1) You’ll feel a tugging sensation on your boobs You will also likely notice your breast moving as baby sucks on them, notes Loh. Also, you shouldn’t be feeling any pain or discomfort as bubba feeds.

2) Your breasts will also feel lighter Your breasts will feel pretty heavy before feeding and as your baby suckles, you can feel it become lighter and being emptied.

As long as you are breastfeeding your child, you’ll be feeding your kewpie every two to three hours throughout the day.

3) You’ll experience the let-down reflex It’ll take about 10 days for your body to supply milk on the regular. After your milk supply has stabilised, you may experience the let-down reflex — an involuntary bodily reaction which causes milk to flow freely from the breast. Dr Wong points out that some women may feel milk leaking from their breasts whenever their baby starts crying. Your body’s reflex reaction can only happen when your milk supply is established.

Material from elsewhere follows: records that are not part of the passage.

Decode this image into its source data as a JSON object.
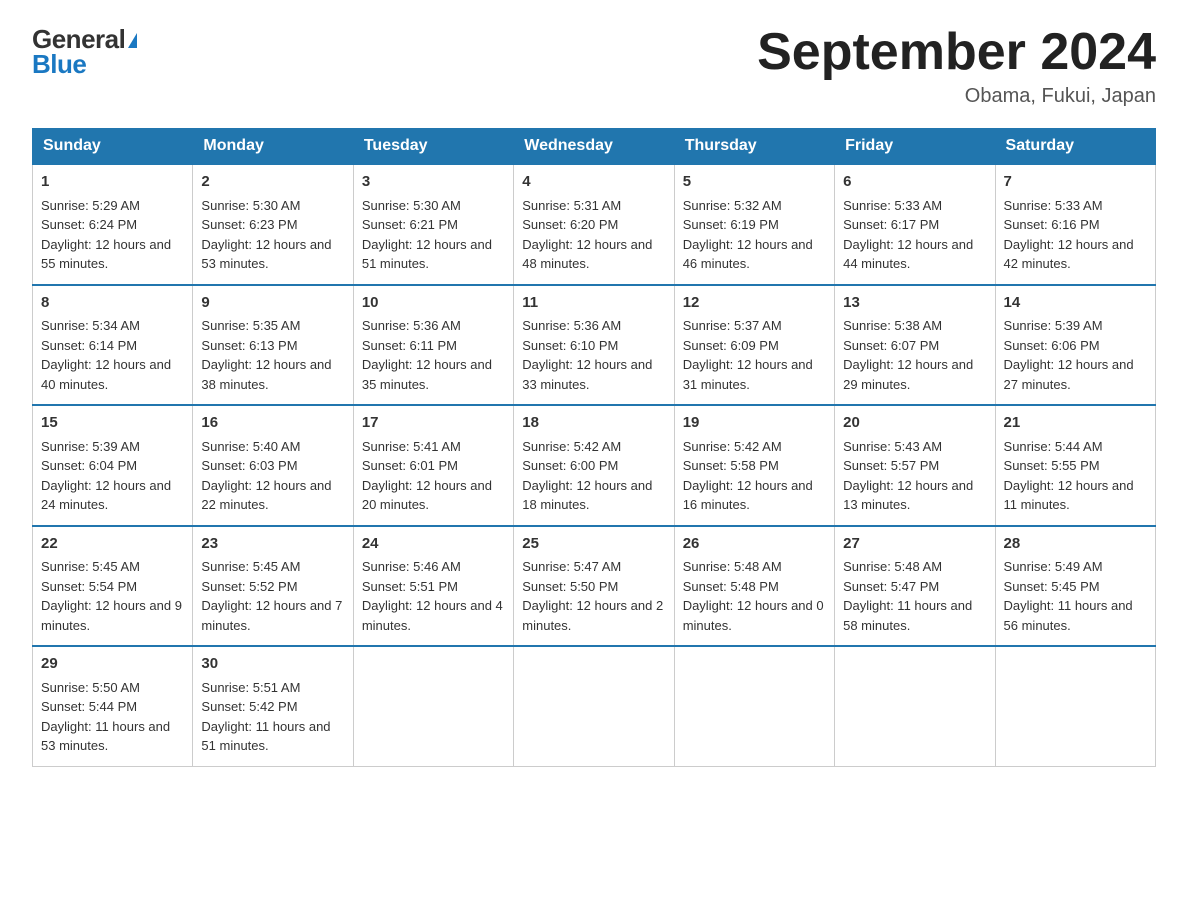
{
  "logo": {
    "general": "General",
    "blue": "Blue",
    "triangle": "▶"
  },
  "header": {
    "title": "September 2024",
    "location": "Obama, Fukui, Japan"
  },
  "days_of_week": [
    "Sunday",
    "Monday",
    "Tuesday",
    "Wednesday",
    "Thursday",
    "Friday",
    "Saturday"
  ],
  "weeks": [
    [
      {
        "day": "1",
        "sunrise": "5:29 AM",
        "sunset": "6:24 PM",
        "daylight": "12 hours and 55 minutes."
      },
      {
        "day": "2",
        "sunrise": "5:30 AM",
        "sunset": "6:23 PM",
        "daylight": "12 hours and 53 minutes."
      },
      {
        "day": "3",
        "sunrise": "5:30 AM",
        "sunset": "6:21 PM",
        "daylight": "12 hours and 51 minutes."
      },
      {
        "day": "4",
        "sunrise": "5:31 AM",
        "sunset": "6:20 PM",
        "daylight": "12 hours and 48 minutes."
      },
      {
        "day": "5",
        "sunrise": "5:32 AM",
        "sunset": "6:19 PM",
        "daylight": "12 hours and 46 minutes."
      },
      {
        "day": "6",
        "sunrise": "5:33 AM",
        "sunset": "6:17 PM",
        "daylight": "12 hours and 44 minutes."
      },
      {
        "day": "7",
        "sunrise": "5:33 AM",
        "sunset": "6:16 PM",
        "daylight": "12 hours and 42 minutes."
      }
    ],
    [
      {
        "day": "8",
        "sunrise": "5:34 AM",
        "sunset": "6:14 PM",
        "daylight": "12 hours and 40 minutes."
      },
      {
        "day": "9",
        "sunrise": "5:35 AM",
        "sunset": "6:13 PM",
        "daylight": "12 hours and 38 minutes."
      },
      {
        "day": "10",
        "sunrise": "5:36 AM",
        "sunset": "6:11 PM",
        "daylight": "12 hours and 35 minutes."
      },
      {
        "day": "11",
        "sunrise": "5:36 AM",
        "sunset": "6:10 PM",
        "daylight": "12 hours and 33 minutes."
      },
      {
        "day": "12",
        "sunrise": "5:37 AM",
        "sunset": "6:09 PM",
        "daylight": "12 hours and 31 minutes."
      },
      {
        "day": "13",
        "sunrise": "5:38 AM",
        "sunset": "6:07 PM",
        "daylight": "12 hours and 29 minutes."
      },
      {
        "day": "14",
        "sunrise": "5:39 AM",
        "sunset": "6:06 PM",
        "daylight": "12 hours and 27 minutes."
      }
    ],
    [
      {
        "day": "15",
        "sunrise": "5:39 AM",
        "sunset": "6:04 PM",
        "daylight": "12 hours and 24 minutes."
      },
      {
        "day": "16",
        "sunrise": "5:40 AM",
        "sunset": "6:03 PM",
        "daylight": "12 hours and 22 minutes."
      },
      {
        "day": "17",
        "sunrise": "5:41 AM",
        "sunset": "6:01 PM",
        "daylight": "12 hours and 20 minutes."
      },
      {
        "day": "18",
        "sunrise": "5:42 AM",
        "sunset": "6:00 PM",
        "daylight": "12 hours and 18 minutes."
      },
      {
        "day": "19",
        "sunrise": "5:42 AM",
        "sunset": "5:58 PM",
        "daylight": "12 hours and 16 minutes."
      },
      {
        "day": "20",
        "sunrise": "5:43 AM",
        "sunset": "5:57 PM",
        "daylight": "12 hours and 13 minutes."
      },
      {
        "day": "21",
        "sunrise": "5:44 AM",
        "sunset": "5:55 PM",
        "daylight": "12 hours and 11 minutes."
      }
    ],
    [
      {
        "day": "22",
        "sunrise": "5:45 AM",
        "sunset": "5:54 PM",
        "daylight": "12 hours and 9 minutes."
      },
      {
        "day": "23",
        "sunrise": "5:45 AM",
        "sunset": "5:52 PM",
        "daylight": "12 hours and 7 minutes."
      },
      {
        "day": "24",
        "sunrise": "5:46 AM",
        "sunset": "5:51 PM",
        "daylight": "12 hours and 4 minutes."
      },
      {
        "day": "25",
        "sunrise": "5:47 AM",
        "sunset": "5:50 PM",
        "daylight": "12 hours and 2 minutes."
      },
      {
        "day": "26",
        "sunrise": "5:48 AM",
        "sunset": "5:48 PM",
        "daylight": "12 hours and 0 minutes."
      },
      {
        "day": "27",
        "sunrise": "5:48 AM",
        "sunset": "5:47 PM",
        "daylight": "11 hours and 58 minutes."
      },
      {
        "day": "28",
        "sunrise": "5:49 AM",
        "sunset": "5:45 PM",
        "daylight": "11 hours and 56 minutes."
      }
    ],
    [
      {
        "day": "29",
        "sunrise": "5:50 AM",
        "sunset": "5:44 PM",
        "daylight": "11 hours and 53 minutes."
      },
      {
        "day": "30",
        "sunrise": "5:51 AM",
        "sunset": "5:42 PM",
        "daylight": "11 hours and 51 minutes."
      },
      null,
      null,
      null,
      null,
      null
    ]
  ],
  "labels": {
    "sunrise_prefix": "Sunrise: ",
    "sunset_prefix": "Sunset: ",
    "daylight_prefix": "Daylight: "
  }
}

4) You’ll need to feed your baby almost around the clock As long as you are breastfeeding your child, Loh explains that you’ll be feeding your kewpie every two to three hours throughout the day. Only when they’re 18 months or older, their milk feeds will decrease to about three times a day.  


5) You’ve settled your infant in an optimum feeding position Mastering the best feeding position will ensure your infant avoid experiencing any feeding problems. Make sure bubba’s upper and lower lips form a good seal around your breast. Dr Wong stresses your mini-me’s abdomen should be aligned with your chest. Bub’s chin is also touching your breast and as much of the areola is being drawn into the baby's mouth, states Loh.

6) They will look relaxed while feeding Dr Wong explains that your infant’s hands will be in a relaxed position, so will their body and posture. Bubba will rest their open palms on your breast as they feed.